Life history and population genetic structure of sea stars from the family Asterinidae

Life history can influence population genetic variation by altering patterns of gamete union and dispersal. Sea stars from the family Asterinidae have evolved similar life histories multiple times in parallel including planktonic feeding larvae, planktonic non-feeding larvae, development in benthic egg masses, and viviparity. In this thesis I first examine the population genetic structure of a widespread planktotrophic asterinid sea star from the East Pacific (Patiria miniata). I use mitochondrial sequence markers to determine whether extrinsic factors such as vicariance or intrinsic properties such as dispersal mode are driving patterns of population genetic variation in this species. I then examine patterns of population genetic variation among eight additional asterinid species from Australia using a mixed species pool of genomic microsatellite markers. I use these microsatellite markers to characterize the genetic variation within groups of brooded offspring associated with the unusual life histories of two live bearing asterinids from the genus Parvulastra. Lastly, I examine the evolution of life history among the asterinids and use the phylogenetic relationships among species to examine the correlation between life history and population genetic structure in this group.
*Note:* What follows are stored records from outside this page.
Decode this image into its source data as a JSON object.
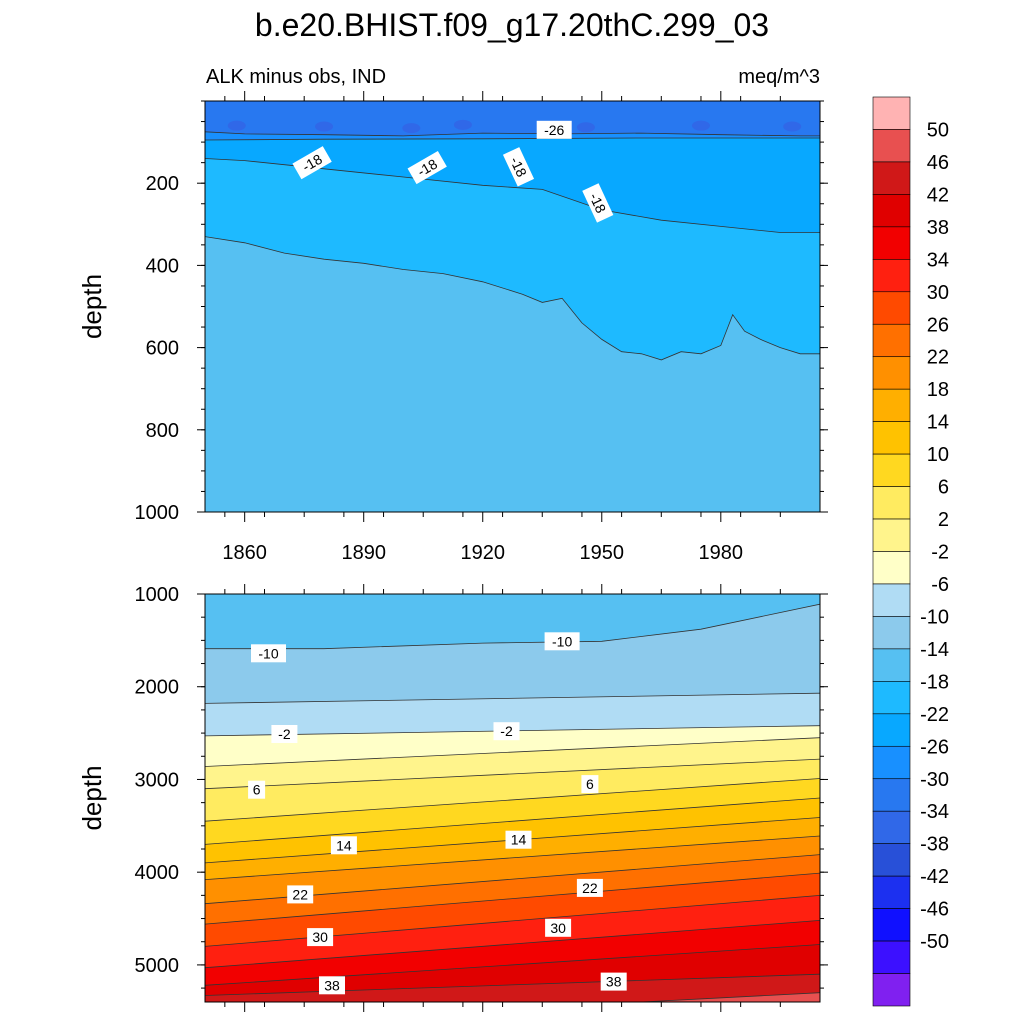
{
  "title": "b.e20.BHIST.f09_g17.20thC.299_03",
  "subtitle_left": "ALK minus obs, IND",
  "subtitle_right": "meq/m^3",
  "colorbar": {
    "labels": [
      "50",
      "46",
      "42",
      "38",
      "34",
      "30",
      "26",
      "22",
      "18",
      "14",
      "10",
      "6",
      "2",
      "-2",
      "-6",
      "-10",
      "-14",
      "-18",
      "-22",
      "-26",
      "-30",
      "-34",
      "-38",
      "-42",
      "-46",
      "-50"
    ],
    "colors": [
      "#ffb3b3",
      "#e85050",
      "#d01818",
      "#e00000",
      "#f20000",
      "#ff2010",
      "#ff4a00",
      "#ff7000",
      "#ff9000",
      "#ffaf00",
      "#ffc200",
      "#ffd820",
      "#ffeb60",
      "#fff48c",
      "#ffffc8",
      "#b0dcf4",
      "#8ccaec",
      "#56c0f2",
      "#1ebaff",
      "#08a8ff",
      "#1890ff",
      "#2878f0",
      "#3068e8",
      "#2850d8",
      "#1c30f0",
      "#1010ff",
      "#3c10ff",
      "#8020f0"
    ]
  },
  "chart_data": [
    {
      "type": "contour",
      "panel": "top",
      "xlabel": "",
      "ylabel": "depth",
      "xlim": [
        1850,
        2005
      ],
      "ylim": [
        1000,
        0
      ],
      "xticks": [
        1860,
        1890,
        1920,
        1950,
        1980
      ],
      "yticks": [
        200,
        400,
        600,
        800,
        1000
      ],
      "fill_regions": [
        {
          "range": "-30 to -26",
          "color": "#2878f0"
        },
        {
          "range": "-26 to -22",
          "color": "#1890ff"
        },
        {
          "range": "-22 to -18",
          "color": "#08a8ff"
        },
        {
          "range": "-18 to -14",
          "color": "#1ebaff"
        },
        {
          "range": "-14 to -10",
          "color": "#56c0f2"
        }
      ],
      "contours": [
        {
          "level": -26,
          "x": [
            1850,
            1860,
            1880,
            1900,
            1920,
            1940,
            1960,
            1980,
            2000,
            2005
          ],
          "y": [
            75,
            80,
            82,
            85,
            78,
            80,
            78,
            82,
            85,
            85
          ]
        },
        {
          "level": -22,
          "x": [
            1850,
            1880,
            1920,
            1960,
            2005
          ],
          "y": [
            95,
            93,
            92,
            90,
            90
          ]
        },
        {
          "level": -18,
          "x": [
            1850,
            1860,
            1880,
            1900,
            1920,
            1935,
            1950,
            1965,
            1980,
            1995,
            2005
          ],
          "y": [
            140,
            145,
            165,
            185,
            205,
            215,
            265,
            290,
            305,
            320,
            320
          ]
        },
        {
          "level": -14,
          "x": [
            1850,
            1860,
            1870,
            1880,
            1890,
            1900,
            1910,
            1920,
            1930,
            1935,
            1940,
            1945,
            1950,
            1955,
            1960,
            1965,
            1970,
            1975,
            1980,
            1983,
            1986,
            1990,
            1995,
            2000,
            2005
          ],
          "y": [
            330,
            345,
            370,
            385,
            395,
            410,
            420,
            440,
            470,
            490,
            480,
            540,
            580,
            610,
            615,
            630,
            610,
            615,
            595,
            520,
            560,
            580,
            600,
            615,
            615
          ]
        }
      ],
      "contour_labels": [
        {
          "text": "-26",
          "x": 1938,
          "y": 70
        },
        {
          "text": "-18",
          "x": 1877,
          "y": 150
        },
        {
          "text": "-18",
          "x": 1906,
          "y": 162
        },
        {
          "text": "-18",
          "x": 1929,
          "y": 160
        },
        {
          "text": "-18",
          "x": 1949,
          "y": 248
        }
      ]
    },
    {
      "type": "contour",
      "panel": "bottom",
      "xlabel": "",
      "ylabel": "depth",
      "xlim": [
        1850,
        2005
      ],
      "ylim": [
        5400,
        1000
      ],
      "yticks": [
        1000,
        2000,
        3000,
        4000,
        5000
      ],
      "contour_levels": [
        -14,
        -10,
        -6,
        -2,
        2,
        6,
        10,
        14,
        18,
        22,
        26,
        30,
        34,
        38,
        42,
        46
      ],
      "contours": [
        {
          "level": -14,
          "x": [
            1850,
            1880,
            1920,
            1950,
            1975,
            2005
          ],
          "y": [
            1590,
            1590,
            1530,
            1510,
            1380,
            1110
          ]
        },
        {
          "level": -10,
          "x": [
            1850,
            2005
          ],
          "y": [
            2180,
            2070
          ]
        },
        {
          "level": -6,
          "x": [
            1850,
            2005
          ],
          "y": [
            2530,
            2420
          ]
        },
        {
          "level": -2,
          "x": [
            1850,
            2005
          ],
          "y": [
            2860,
            2550
          ]
        },
        {
          "level": 2,
          "x": [
            1850,
            2005
          ],
          "y": [
            3100,
            2780
          ]
        },
        {
          "level": 6,
          "x": [
            1850,
            2005
          ],
          "y": [
            3450,
            2990
          ]
        },
        {
          "level": 10,
          "x": [
            1850,
            2005
          ],
          "y": [
            3700,
            3200
          ]
        },
        {
          "level": 14,
          "x": [
            1850,
            2005
          ],
          "y": [
            3900,
            3410
          ]
        },
        {
          "level": 18,
          "x": [
            1850,
            2005
          ],
          "y": [
            4080,
            3610
          ]
        },
        {
          "level": 22,
          "x": [
            1850,
            2005
          ],
          "y": [
            4340,
            3810
          ]
        },
        {
          "level": 26,
          "x": [
            1850,
            2005
          ],
          "y": [
            4560,
            4010
          ]
        },
        {
          "level": 30,
          "x": [
            1850,
            2005
          ],
          "y": [
            4800,
            4250
          ]
        },
        {
          "level": 34,
          "x": [
            1850,
            2005
          ],
          "y": [
            5030,
            4520
          ]
        },
        {
          "level": 38,
          "x": [
            1850,
            2005
          ],
          "y": [
            5220,
            4780
          ]
        },
        {
          "level": 42,
          "x": [
            1850,
            2005
          ],
          "y": [
            5330,
            5100
          ]
        },
        {
          "level": 46,
          "x": [
            1960,
            2005
          ],
          "y": [
            5400,
            5300
          ]
        }
      ],
      "fill_colors": [
        "#56c0f2",
        "#8ccaec",
        "#b0dcf4",
        "#ffffc8",
        "#fff48c",
        "#ffeb60",
        "#ffd820",
        "#ffc200",
        "#ffaf00",
        "#ff9000",
        "#ff7000",
        "#ff4a00",
        "#ff2010",
        "#f20000",
        "#e00000",
        "#d01818",
        "#e85050"
      ],
      "contour_labels": [
        {
          "text": "-10",
          "x": 1866,
          "y": 1640
        },
        {
          "text": "-10",
          "x": 1940,
          "y": 1510
        },
        {
          "text": "-2",
          "x": 1870,
          "y": 2510
        },
        {
          "text": "-2",
          "x": 1926,
          "y": 2480
        },
        {
          "text": "6",
          "x": 1863,
          "y": 3110
        },
        {
          "text": "6",
          "x": 1947,
          "y": 3050
        },
        {
          "text": "14",
          "x": 1885,
          "y": 3710
        },
        {
          "text": "14",
          "x": 1929,
          "y": 3650
        },
        {
          "text": "22",
          "x": 1874,
          "y": 4240
        },
        {
          "text": "22",
          "x": 1947,
          "y": 4170
        },
        {
          "text": "30",
          "x": 1879,
          "y": 4700
        },
        {
          "text": "30",
          "x": 1939,
          "y": 4600
        },
        {
          "text": "38",
          "x": 1882,
          "y": 5220
        },
        {
          "text": "38",
          "x": 1953,
          "y": 5180
        }
      ]
    }
  ]
}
Ultimately, I find that the degree to which intrinsic life history properties of asterinids and extrinsic factors contribute to population genetic variation varies among species and among clades. In P. miniata patterns of population genetic variation are influenced by both intrinsic and extrinsic factors. Using microsatellite markers I find that in general between-population genetic variation is high in benthic species (benthic egg laying and live bearing) relative to species with planktonic larvae and that genetic variation within populations is lower in benthic species relative to planktonic species. Lastly, I find that the degree to which phylogeny constrains the coevolution of population genetic structure and life history varies among life history characters and among-population genetic parameters. This thesis suggests that in many cases variation in life histories among a closely related group of marine species can predict patterns of population genetic variation. However, extrinsic factors can in some cases, act with or override life history characteristics in driving patterns of population genetic variation.